Va riscritta la norma. La strada maestra deve tener conto dei diritti di elettorato passivo e di proprietà, entrambi garantiti dalla Costituzione, e della più generale esigenza dell’esercizio imparziale del mandato parlamentare, dove per imparziale si intende scevro da conflitti d’interesse.
L’Italia del 1957 non aveva azionisti di grandi società quotate in Borsa che fossero titolari di concessioni pubbliche o che operassero in settori sottoposti a regolazione specifica. Questo tipo di società si diffonde negli anni Novanta in seguito alle privatizzazioni e alle liberalizzazioni. Bisogna dunque estendere il campo di ap-plicazione della norma e, al tempo stesso, approfondirlo aggiungendo esplicitamente la figura dell’azionista di controllo di diritto o di fatto o ancora la figura dell’azionista che eserciti nelle forme più varie il controllo congiunto con altri soci. A tal proposito appare più sostenibile, dal punto di vista costituzionale, parlare di incompatibilità anziché di ineleggibilità.
Da dirigenti e amministratori ci si può dimettere in un amen e restare eleggibili una volta eletti. Diverso è il caso dell’azionista di controllo. Se vuole restare in Parlamento, deve vendere. Le gestioni fiduciarie comunque mascherate, se possono in teoria precludere all’eletto il potere di influenzare l’impresa, certo non gli impediscono di operare in Parlamento o, peggio, al governo per difendere e promuovere gli interessi dell’impresa medesima. Dunque, deve vendere. Ma il rispetto dei diritti costituzionali dovrebbe offrire al soggetto la scelta tra restare in Parlamento, vendendo il pacchetto azionario, o conservare il pacchetto, rinunciando al mandato parlamentare. E un elementare senso dell’equilibrio dovrebbe garantire all’eletto, che voglia esercitare il mandato, un tempo congruo per cedere in modo trasparente, e dunque a soggetti certamente terzi, la partecipazione che origina il conflitto d’interessi.
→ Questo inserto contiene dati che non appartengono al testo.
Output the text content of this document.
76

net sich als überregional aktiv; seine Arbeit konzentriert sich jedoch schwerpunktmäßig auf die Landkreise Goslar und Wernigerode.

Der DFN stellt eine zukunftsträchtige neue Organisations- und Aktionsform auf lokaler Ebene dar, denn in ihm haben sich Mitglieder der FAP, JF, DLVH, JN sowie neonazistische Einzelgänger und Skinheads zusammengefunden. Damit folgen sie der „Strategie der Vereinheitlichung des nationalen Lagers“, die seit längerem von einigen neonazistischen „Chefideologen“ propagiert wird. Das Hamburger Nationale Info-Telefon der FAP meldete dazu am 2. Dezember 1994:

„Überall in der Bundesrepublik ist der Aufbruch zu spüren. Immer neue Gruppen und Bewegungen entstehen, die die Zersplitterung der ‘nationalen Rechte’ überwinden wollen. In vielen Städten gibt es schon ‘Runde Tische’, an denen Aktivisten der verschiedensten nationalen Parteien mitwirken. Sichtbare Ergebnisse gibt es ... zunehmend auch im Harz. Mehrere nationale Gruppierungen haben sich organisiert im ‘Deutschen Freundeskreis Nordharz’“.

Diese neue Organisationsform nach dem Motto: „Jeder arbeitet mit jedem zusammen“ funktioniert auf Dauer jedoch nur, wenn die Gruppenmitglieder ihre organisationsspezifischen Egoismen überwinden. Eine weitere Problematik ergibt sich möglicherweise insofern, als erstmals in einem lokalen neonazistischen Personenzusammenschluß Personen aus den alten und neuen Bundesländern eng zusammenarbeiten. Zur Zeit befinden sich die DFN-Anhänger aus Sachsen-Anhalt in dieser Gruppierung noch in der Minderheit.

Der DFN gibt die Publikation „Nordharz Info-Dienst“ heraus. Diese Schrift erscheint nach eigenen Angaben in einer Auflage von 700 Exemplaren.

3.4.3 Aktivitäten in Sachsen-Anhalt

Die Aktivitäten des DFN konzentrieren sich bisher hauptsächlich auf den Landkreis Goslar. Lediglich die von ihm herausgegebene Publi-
Un tempo congruo, nel quale il parlamentare si astiene da qualsiasi forma di partecipazione all’attività dell’impresa, ma anche un tempo con scadenza prestabilita e perentoria, oltre la quale, nel caso di vendita mancata e in costanza di legislatura, scarterebbe la decadenza automatica dal seggio.
 
P.S. Nel caso di Berlusconi osserverei che, avendo lui 77 anni e versando Mediaset in serie difficoltà come, del resto, tutti gli altri media tradizionali, vendere adesso sarebbe meglio che vendere tra cinque anni.